Any system of case reporting, beyond the merely informative value, must be aimed at isolating a describing precedent. The use, the recognition and value of precedent in Italian law has been expanding since the Second World War and it is now an accepted practice, particularly when there are gaps in the statutory law. Nevertheless, precedent is not binding in the Anglo-American sense, but is generally regarded, rather, as persuasive, especially when a judgment is delivered by a special panel and, of course, the highest court in the hierarchy. Perhaps because of the volume of court decisions and their fragmented and often incomplete mode of publication, any actual, hard and fast description of precedential practice and authority in Italy lies beyond our grasp.
As a means of coping with the mandated harmonization of Italian law with the expanding volume of European Union directives and regulations, an enactment, Legge 86 of 9 March 1989 in “Gazzetta ufficiale” 10 March 1989, known as the “La Pergola law,” will enable mass annual enactment of EU law into the body of Italian law. This is “[d]esigned to provide a framework for the future implementation of EU directives and other acts of Union law.”
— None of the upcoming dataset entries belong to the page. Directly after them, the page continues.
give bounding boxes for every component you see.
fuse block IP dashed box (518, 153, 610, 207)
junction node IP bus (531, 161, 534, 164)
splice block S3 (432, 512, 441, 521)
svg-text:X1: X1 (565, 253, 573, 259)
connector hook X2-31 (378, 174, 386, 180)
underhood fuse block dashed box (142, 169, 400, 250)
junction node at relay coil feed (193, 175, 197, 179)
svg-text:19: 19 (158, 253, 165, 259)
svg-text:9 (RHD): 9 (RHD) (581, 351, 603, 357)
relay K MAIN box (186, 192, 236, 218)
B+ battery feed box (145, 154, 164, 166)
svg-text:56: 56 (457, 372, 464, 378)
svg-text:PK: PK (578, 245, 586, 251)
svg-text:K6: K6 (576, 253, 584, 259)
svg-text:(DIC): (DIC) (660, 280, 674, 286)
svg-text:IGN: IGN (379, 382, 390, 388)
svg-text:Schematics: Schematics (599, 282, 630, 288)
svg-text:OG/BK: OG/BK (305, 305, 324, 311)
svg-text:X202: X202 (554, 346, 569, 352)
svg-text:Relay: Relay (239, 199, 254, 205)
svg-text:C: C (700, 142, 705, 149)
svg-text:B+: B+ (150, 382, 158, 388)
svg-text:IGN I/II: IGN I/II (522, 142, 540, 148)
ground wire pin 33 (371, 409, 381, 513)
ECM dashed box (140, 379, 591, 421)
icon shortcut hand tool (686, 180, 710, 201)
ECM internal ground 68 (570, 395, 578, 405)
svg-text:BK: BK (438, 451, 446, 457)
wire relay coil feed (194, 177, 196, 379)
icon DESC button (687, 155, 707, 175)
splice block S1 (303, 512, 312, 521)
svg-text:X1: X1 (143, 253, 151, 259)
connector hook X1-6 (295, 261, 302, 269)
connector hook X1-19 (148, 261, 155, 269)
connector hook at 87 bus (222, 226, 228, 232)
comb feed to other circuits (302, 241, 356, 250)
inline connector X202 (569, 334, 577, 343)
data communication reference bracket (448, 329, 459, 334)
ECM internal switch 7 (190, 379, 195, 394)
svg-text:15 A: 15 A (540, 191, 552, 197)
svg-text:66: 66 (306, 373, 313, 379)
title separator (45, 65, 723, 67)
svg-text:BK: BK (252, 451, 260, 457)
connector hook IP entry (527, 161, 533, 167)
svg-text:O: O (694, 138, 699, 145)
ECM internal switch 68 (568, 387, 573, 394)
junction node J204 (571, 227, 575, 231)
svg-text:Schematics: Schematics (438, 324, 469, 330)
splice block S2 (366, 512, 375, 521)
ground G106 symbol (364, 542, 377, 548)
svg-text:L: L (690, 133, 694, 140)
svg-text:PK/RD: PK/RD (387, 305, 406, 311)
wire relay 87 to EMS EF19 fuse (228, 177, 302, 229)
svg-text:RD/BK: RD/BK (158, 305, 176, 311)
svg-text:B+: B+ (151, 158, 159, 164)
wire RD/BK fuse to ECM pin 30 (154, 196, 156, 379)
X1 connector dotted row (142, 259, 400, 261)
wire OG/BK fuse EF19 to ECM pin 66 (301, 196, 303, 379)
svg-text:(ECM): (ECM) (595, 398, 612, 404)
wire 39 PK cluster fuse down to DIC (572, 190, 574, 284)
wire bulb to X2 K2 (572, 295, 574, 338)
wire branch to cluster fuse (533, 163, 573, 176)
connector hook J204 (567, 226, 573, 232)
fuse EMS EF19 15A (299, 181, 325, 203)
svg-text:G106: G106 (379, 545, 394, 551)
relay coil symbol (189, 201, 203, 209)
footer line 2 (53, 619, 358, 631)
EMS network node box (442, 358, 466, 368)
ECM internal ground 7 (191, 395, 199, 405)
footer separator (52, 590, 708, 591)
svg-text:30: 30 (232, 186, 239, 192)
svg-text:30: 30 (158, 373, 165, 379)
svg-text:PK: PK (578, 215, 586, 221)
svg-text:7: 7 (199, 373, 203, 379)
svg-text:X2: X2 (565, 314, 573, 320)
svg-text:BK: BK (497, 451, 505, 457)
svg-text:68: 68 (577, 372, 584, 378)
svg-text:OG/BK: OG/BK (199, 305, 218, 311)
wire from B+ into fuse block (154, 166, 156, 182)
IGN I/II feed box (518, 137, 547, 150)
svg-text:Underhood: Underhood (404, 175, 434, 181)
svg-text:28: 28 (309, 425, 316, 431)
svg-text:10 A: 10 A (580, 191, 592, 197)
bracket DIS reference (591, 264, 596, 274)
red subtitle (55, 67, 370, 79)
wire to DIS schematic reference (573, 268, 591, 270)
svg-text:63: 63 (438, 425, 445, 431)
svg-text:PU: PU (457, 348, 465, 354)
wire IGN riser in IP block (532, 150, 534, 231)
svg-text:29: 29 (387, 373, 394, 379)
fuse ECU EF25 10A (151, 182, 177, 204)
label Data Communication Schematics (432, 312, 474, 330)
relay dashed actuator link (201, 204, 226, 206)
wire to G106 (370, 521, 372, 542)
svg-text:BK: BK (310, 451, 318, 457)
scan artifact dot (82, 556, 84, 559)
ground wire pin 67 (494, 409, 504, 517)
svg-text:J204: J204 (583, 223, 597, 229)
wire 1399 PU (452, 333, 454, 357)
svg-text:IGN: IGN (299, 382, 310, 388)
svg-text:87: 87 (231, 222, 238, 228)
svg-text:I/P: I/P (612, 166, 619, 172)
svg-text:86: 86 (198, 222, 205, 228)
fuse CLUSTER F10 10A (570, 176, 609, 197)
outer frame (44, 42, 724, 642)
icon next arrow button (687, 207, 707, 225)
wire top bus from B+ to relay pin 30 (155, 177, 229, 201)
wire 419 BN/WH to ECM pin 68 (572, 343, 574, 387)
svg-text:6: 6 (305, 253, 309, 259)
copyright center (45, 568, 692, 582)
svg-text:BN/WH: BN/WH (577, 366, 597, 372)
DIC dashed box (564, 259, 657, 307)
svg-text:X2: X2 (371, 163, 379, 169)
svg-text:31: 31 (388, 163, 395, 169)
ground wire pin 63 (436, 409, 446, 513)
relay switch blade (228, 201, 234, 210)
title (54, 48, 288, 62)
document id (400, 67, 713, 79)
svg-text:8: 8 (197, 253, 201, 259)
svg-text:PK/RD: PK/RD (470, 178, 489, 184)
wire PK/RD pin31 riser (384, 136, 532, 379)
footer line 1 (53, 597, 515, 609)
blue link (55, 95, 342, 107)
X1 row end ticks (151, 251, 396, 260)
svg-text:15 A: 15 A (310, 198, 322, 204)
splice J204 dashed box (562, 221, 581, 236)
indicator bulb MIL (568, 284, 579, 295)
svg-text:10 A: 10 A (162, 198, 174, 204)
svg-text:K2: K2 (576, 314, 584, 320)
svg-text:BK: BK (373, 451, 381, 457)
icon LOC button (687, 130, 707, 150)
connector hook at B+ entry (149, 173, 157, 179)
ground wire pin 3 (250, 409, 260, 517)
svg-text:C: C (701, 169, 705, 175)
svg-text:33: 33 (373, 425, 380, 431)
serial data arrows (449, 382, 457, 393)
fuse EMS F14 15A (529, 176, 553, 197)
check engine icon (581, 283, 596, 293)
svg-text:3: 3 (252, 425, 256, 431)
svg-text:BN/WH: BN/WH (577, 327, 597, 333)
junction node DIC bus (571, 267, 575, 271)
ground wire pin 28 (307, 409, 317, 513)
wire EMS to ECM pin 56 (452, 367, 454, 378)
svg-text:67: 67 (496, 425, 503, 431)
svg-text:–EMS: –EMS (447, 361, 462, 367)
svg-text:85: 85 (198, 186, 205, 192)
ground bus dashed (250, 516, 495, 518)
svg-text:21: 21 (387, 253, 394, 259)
As the framework was built by a statute which cannot be regarded as higher law than any other statute, the impact of the “La Pergola law” on future practice is uncertain. [G. Gaja, “New developments in a continuing story: the relationship between EEC law and Italian law.” 27 Common market law review 83 (1990) at pg. 85}.
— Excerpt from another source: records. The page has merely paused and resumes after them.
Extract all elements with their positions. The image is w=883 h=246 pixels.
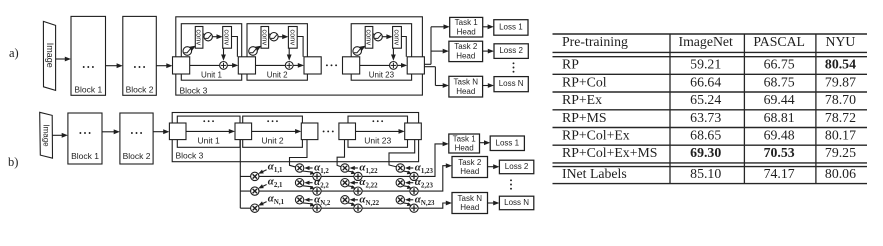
multiplier circle alpha_2,1 xyxy=(251,187,259,195)
svg-text:Block 1: Block 1 xyxy=(74,84,102,94)
arrow alpha label to multiplier 1,1 xyxy=(261,170,266,173)
relu circle 2 Unit 2 xyxy=(270,33,278,41)
svg-text:Loss 1: Loss 1 xyxy=(496,138,520,147)
svg-text:Head: Head xyxy=(460,167,479,176)
connector times to plus col2 row2 xyxy=(302,186,313,187)
relu circle 1 Unit 1 xyxy=(183,47,192,56)
svg-text:1,2: 1,2 xyxy=(320,168,329,175)
svg-text:Loss N: Loss N xyxy=(499,79,524,88)
svg-text:Image: Image xyxy=(42,124,51,147)
svg-text:1,23: 1,23 xyxy=(421,168,434,175)
adder circle col23 rowN xyxy=(410,204,418,212)
row line taskN b) xyxy=(240,203,448,208)
connector times to plus col23 row2 xyxy=(403,186,410,187)
adder circle Unit 1 xyxy=(220,62,228,70)
adder circle col22 rowN xyxy=(354,204,362,212)
arrow relu1 to conv1 Unit 1 xyxy=(191,47,193,50)
svg-text:Head: Head xyxy=(456,52,475,61)
svg-text:Head: Head xyxy=(455,144,474,153)
unit box Unit 23 b) xyxy=(348,116,408,147)
connector times to plus col2 row1 xyxy=(302,171,313,172)
connector times to plus col23 rowN xyxy=(403,203,410,204)
block 3 box a) xyxy=(176,17,423,95)
svg-text:65.24: 65.24 xyxy=(690,92,721,107)
multiplier circle alpha_1,23 xyxy=(396,164,404,172)
svg-text:1,22: 1,22 xyxy=(366,168,379,175)
svg-text:Loss N: Loss N xyxy=(504,198,529,207)
svg-text:68.81: 68.81 xyxy=(764,110,795,125)
svg-text:Unit 2: Unit 2 xyxy=(267,71,288,80)
relu circle 1 Unit 2 xyxy=(249,47,258,56)
table top rule xyxy=(553,33,868,35)
arrow taskN to lossN a) xyxy=(483,85,490,87)
svg-text:59.21: 59.21 xyxy=(690,57,721,72)
svg-text:78.72: 78.72 xyxy=(825,110,856,125)
riser2 a) xyxy=(434,67,436,86)
svg-text:74.17: 74.17 xyxy=(764,166,795,181)
wire conv1 to relu2 Unit 23 xyxy=(373,34,375,35)
conv box 1 Unit 1 xyxy=(195,27,203,49)
table row rule 5 xyxy=(553,144,868,146)
svg-text:RP+Col+Ex+MS: RP+Col+Ex+MS xyxy=(562,145,657,160)
table row rule 2 xyxy=(553,91,868,93)
conv box 2 Unit 2 xyxy=(288,27,297,49)
row line task2 b) xyxy=(240,166,448,191)
arrow relu1 to conv1 Unit 2 xyxy=(256,47,258,50)
task N head box b) xyxy=(452,193,488,214)
svg-text:85.10: 85.10 xyxy=(690,166,721,181)
arrow alpha label to multiplier N,22 xyxy=(353,199,358,201)
multiplier circle alpha_N,1 xyxy=(251,204,259,212)
arrow adder to next square Unit 23 xyxy=(398,64,403,66)
arrow alpha label to multiplier 1,2 xyxy=(308,167,313,169)
relu circle 2 Unit 23 xyxy=(374,33,382,41)
block 1 b) xyxy=(68,113,102,164)
relu circle 1 Unit 23 xyxy=(353,47,362,56)
svg-text:Block 3: Block 3 xyxy=(176,150,204,160)
unit box Unit 2 a) xyxy=(247,24,307,80)
svg-text:80.17: 80.17 xyxy=(825,127,856,142)
svg-text:RP+Col+Ex: RP+Col+Ex xyxy=(562,127,630,142)
svg-text:conv: conv xyxy=(223,29,232,45)
svg-text:Unit 23: Unit 23 xyxy=(369,71,395,80)
conv box 1 Unit 23 xyxy=(365,27,373,49)
row line task1 b) xyxy=(240,144,444,177)
image parallelogram b) xyxy=(40,112,53,158)
squares b) xyxy=(169,123,186,140)
image parallelogram a) xyxy=(43,21,55,90)
arrow adder to next square Unit 1 xyxy=(228,64,234,66)
svg-text:Image: Image xyxy=(45,43,55,68)
arrow alpha label to multiplier 2,1 xyxy=(261,185,266,188)
svg-text:2,23: 2,23 xyxy=(421,183,434,190)
table mid double rule xyxy=(553,162,868,164)
task 1 head box a) xyxy=(450,17,483,37)
svg-text:Unit 1: Unit 1 xyxy=(198,135,220,145)
svg-text:Pre-training: Pre-training xyxy=(562,34,628,49)
svg-text:79.87: 79.87 xyxy=(825,74,856,89)
svg-text:78.70: 78.70 xyxy=(825,92,856,107)
arrow alpha label to multiplier 2,2 xyxy=(308,182,313,184)
drop from s2 to col2 b) xyxy=(290,140,308,168)
adder circle col23 row1 xyxy=(410,172,418,180)
wire square to adder Unit 2 xyxy=(256,64,286,66)
adder circle col23 row2 xyxy=(410,187,418,195)
connector times to plus col22 row2 xyxy=(347,186,354,187)
loss 2 box b) xyxy=(499,160,533,174)
wire conv2 to next square Unit 1 xyxy=(232,37,238,57)
svg-text:Unit 1: Unit 1 xyxy=(201,71,222,80)
svg-text:70.53: 70.53 xyxy=(764,145,795,160)
squares a) xyxy=(173,57,190,74)
svg-text:RP+Col: RP+Col xyxy=(562,74,607,89)
arrow relu2 to conv2 Unit 23 xyxy=(382,36,388,38)
arrow task2 to loss2 a) xyxy=(483,50,490,52)
table column separators xyxy=(669,34,671,184)
wire conv2 to next square Unit 23 xyxy=(401,37,406,57)
svg-text:63.73: 63.73 xyxy=(690,110,721,125)
wire block1 to block2 a) xyxy=(106,65,119,67)
svg-text:2,1: 2,1 xyxy=(274,182,283,189)
svg-text:conv: conv xyxy=(195,29,204,45)
svg-text:a): a) xyxy=(9,46,19,60)
arrow alpha label to multiplier 1,22 xyxy=(353,167,358,169)
block 2 a) xyxy=(123,16,157,95)
svg-text:2,2: 2,2 xyxy=(320,183,329,190)
svg-text:Head: Head xyxy=(460,203,479,212)
arrow alpha label to multiplier 2,23 xyxy=(409,182,414,184)
svg-text:N,1: N,1 xyxy=(274,199,285,206)
wire block2 to block3 b) xyxy=(153,131,165,133)
dots between units b) xyxy=(323,130,334,132)
wire block1 to block2 b) xyxy=(102,131,115,133)
connector times to plus col2 rowN xyxy=(302,203,313,204)
loss N box a) xyxy=(494,77,528,92)
svg-text:80.06: 80.06 xyxy=(825,166,856,181)
task N head box a) xyxy=(449,76,483,97)
drop from s23 to col4 b) xyxy=(389,140,415,167)
adder circle Unit 23 xyxy=(390,62,398,70)
arrow relu2 to conv2 Unit 2 xyxy=(278,36,284,38)
svg-text:69.30: 69.30 xyxy=(690,145,721,160)
svg-text:conv: conv xyxy=(393,29,402,45)
arrow conv2 down to adder Unit 2 xyxy=(288,48,290,56)
svg-text:PASCAL: PASCAL xyxy=(753,34,805,49)
svg-text:Task 1: Task 1 xyxy=(455,18,479,27)
connector times to plus col23 row1 xyxy=(403,171,410,172)
svg-text:conv: conv xyxy=(365,29,374,45)
svg-text:N,2: N,2 xyxy=(320,200,331,207)
relu circle 2 Unit 1 xyxy=(204,33,212,41)
arrow relu1 to conv1 Unit 23 xyxy=(360,47,362,50)
svg-text:69.48: 69.48 xyxy=(764,127,795,142)
arrow task1 to loss1 b) xyxy=(480,142,486,144)
multiplier circle alpha_N,2 xyxy=(295,196,303,204)
arrow alpha label to multiplier N,1 xyxy=(261,202,266,205)
dots between units a) xyxy=(326,64,337,66)
arrow to taskN head a) xyxy=(435,85,444,87)
svg-text:Task 1: Task 1 xyxy=(453,134,477,143)
svg-text:66.75: 66.75 xyxy=(764,57,795,72)
svg-text:ImageNet: ImageNet xyxy=(678,34,733,49)
block 1 a) xyxy=(71,16,106,95)
svg-text:Task N: Task N xyxy=(454,77,479,86)
svg-text:Block 2: Block 2 xyxy=(126,84,154,94)
svg-text:Task N: Task N xyxy=(458,194,483,203)
arrow to task1 head a) xyxy=(431,26,445,28)
multiplier circle alpha_N,22 xyxy=(341,196,349,204)
svg-text:Head: Head xyxy=(457,27,476,36)
task 1 head box b) xyxy=(449,134,480,153)
arrow to task2 head a) xyxy=(431,50,444,52)
arrow task2 to loss2 b) xyxy=(488,166,495,168)
svg-text:Unit 23: Unit 23 xyxy=(364,135,391,145)
arrow alpha label to multiplier N,23 xyxy=(409,199,414,201)
loss N box b) xyxy=(499,196,533,210)
drop from s1 to rows b) xyxy=(239,140,241,209)
svg-text:Loss 2: Loss 2 xyxy=(499,46,523,55)
table row rule 3 xyxy=(553,109,868,111)
svg-text:b): b) xyxy=(8,155,18,169)
svg-text:Block 3: Block 3 xyxy=(180,86,208,96)
svg-text:Unit 2: Unit 2 xyxy=(261,135,283,145)
wire image to block1 a) xyxy=(56,58,67,60)
svg-text:69.44: 69.44 xyxy=(764,92,795,107)
connector times to plus col22 row1 xyxy=(347,171,354,172)
arrow task1 to loss1 a) xyxy=(483,26,490,28)
block 3 box b) xyxy=(172,113,418,162)
svg-text:Loss 2: Loss 2 xyxy=(505,162,529,171)
table row rule 4 xyxy=(553,127,868,129)
drop from s22 to col3 b) xyxy=(337,140,344,167)
wire conv2 to next square Unit 2 xyxy=(297,37,303,57)
svg-text:2,22: 2,22 xyxy=(366,183,379,190)
unit box Unit 1 a) xyxy=(181,24,241,80)
conv box 2 Unit 23 xyxy=(393,27,402,49)
arrow alpha label to multiplier 1,23 xyxy=(409,167,414,169)
multiplier circle alpha_1,2 xyxy=(295,164,303,172)
svg-text:68.65: 68.65 xyxy=(690,127,721,142)
svg-text:79.25: 79.25 xyxy=(825,145,856,160)
svg-text:INet Labels: INet Labels xyxy=(562,166,627,181)
multiplier circle alpha_N,23 xyxy=(396,196,404,204)
svg-text:1,1: 1,1 xyxy=(274,167,283,174)
svg-text:Block 1: Block 1 xyxy=(71,151,99,161)
vertical dots b) xyxy=(510,179,512,189)
multiplier circle alpha_1,22 xyxy=(341,164,349,172)
svg-text:66.64: 66.64 xyxy=(690,74,721,89)
wire square to adder Unit 1 xyxy=(190,64,220,66)
connector times to plus col22 rowN xyxy=(347,203,354,204)
svg-text:Task 2: Task 2 xyxy=(458,158,482,167)
multiplier circle alpha_1,1 xyxy=(251,172,259,180)
table header double rule xyxy=(553,51,868,53)
loss 1 box a) xyxy=(494,20,528,36)
task 2 head box a) xyxy=(449,41,483,61)
svg-text:N,23: N,23 xyxy=(421,200,435,207)
conv box 1 Unit 2 xyxy=(261,27,269,49)
adder circle col22 row2 xyxy=(354,187,362,195)
arrow conv2 down to adder Unit 1 xyxy=(223,48,225,56)
svg-text:N,22: N,22 xyxy=(366,200,380,207)
adder circle col2 rowN xyxy=(313,204,321,212)
loss 2 box a) xyxy=(494,44,528,59)
svg-text:RP: RP xyxy=(562,57,579,72)
wire conv1 to relu2 Unit 2 xyxy=(269,34,271,35)
svg-text:NYU: NYU xyxy=(825,34,855,49)
riser1 a) xyxy=(430,27,432,65)
wire conv1 to relu2 Unit 1 xyxy=(203,34,205,35)
arrow taskN to lossN b) xyxy=(488,202,495,204)
adder circle col2 row2 xyxy=(313,187,321,195)
stub square to riser1 a) xyxy=(424,63,431,65)
adder circle col22 row1 xyxy=(354,172,362,180)
unit box Unit 1 b) xyxy=(177,116,240,147)
svg-text:Task 2: Task 2 xyxy=(454,42,478,51)
arrow relu2 to conv2 Unit 1 xyxy=(212,36,218,38)
loss 1 box b) xyxy=(490,136,524,151)
multiplier circle alpha_2,23 xyxy=(396,179,404,187)
svg-text:conv: conv xyxy=(288,29,297,45)
block 2 b) xyxy=(120,113,153,164)
svg-text:Head: Head xyxy=(456,87,475,96)
wire image to block1 b) xyxy=(52,134,63,136)
table row rule 1 xyxy=(553,73,868,75)
multiplier circle alpha_2,22 xyxy=(341,179,349,187)
svg-text:RP+MS: RP+MS xyxy=(562,110,607,125)
wire square to adder Unit 23 xyxy=(360,64,390,66)
unit box Unit 2 b) xyxy=(243,116,303,147)
svg-text:80.54: 80.54 xyxy=(825,57,856,72)
wire s0 to s1 b) xyxy=(186,130,231,132)
adder circle Unit 2 xyxy=(285,62,293,70)
wire block2 to block3 a) xyxy=(156,65,168,67)
svg-text:Loss 1: Loss 1 xyxy=(499,22,523,31)
arrow adder to next square Unit 2 xyxy=(293,64,299,66)
conv box 2 Unit 1 xyxy=(223,27,232,49)
wire s1 to s2 b) xyxy=(252,130,297,132)
svg-text:RP+Ex: RP+Ex xyxy=(562,92,602,107)
table bottom rule xyxy=(553,183,868,185)
svg-text:Block 2: Block 2 xyxy=(123,151,151,161)
unit box Unit 23 a) xyxy=(351,24,411,80)
wire s22 to s23 b) xyxy=(356,130,401,132)
multiplier circle alpha_2,2 xyxy=(295,179,303,187)
adder circle col2 row1 xyxy=(313,172,321,180)
arrow alpha label to multiplier N,2 xyxy=(308,199,313,201)
vertical dots a) xyxy=(513,62,515,72)
stub square to riser2 a) xyxy=(424,66,435,68)
task 2 head box b) xyxy=(452,157,488,178)
arrow alpha label to multiplier 2,22 xyxy=(353,182,358,184)
svg-text:conv: conv xyxy=(260,29,269,45)
arrow conv2 down to adder Unit 23 xyxy=(392,48,394,56)
svg-text:68.75: 68.75 xyxy=(764,74,795,89)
A decision (no. 389) of the Constitutional Court of 11 July 1989, Provinci di Bolzano c. President dei Consiglio di Ministri, clearly asserted that EU law prevails over Italian national law.
In fact, it appears that the approach devised by Antonio La Pergola is now institutionalized with the Italian treatment of EU directives. La Pergola explains that during his tenure as the Italian Minister for European Affairs, the backlog of unimplemented Community directives had become unmanageable.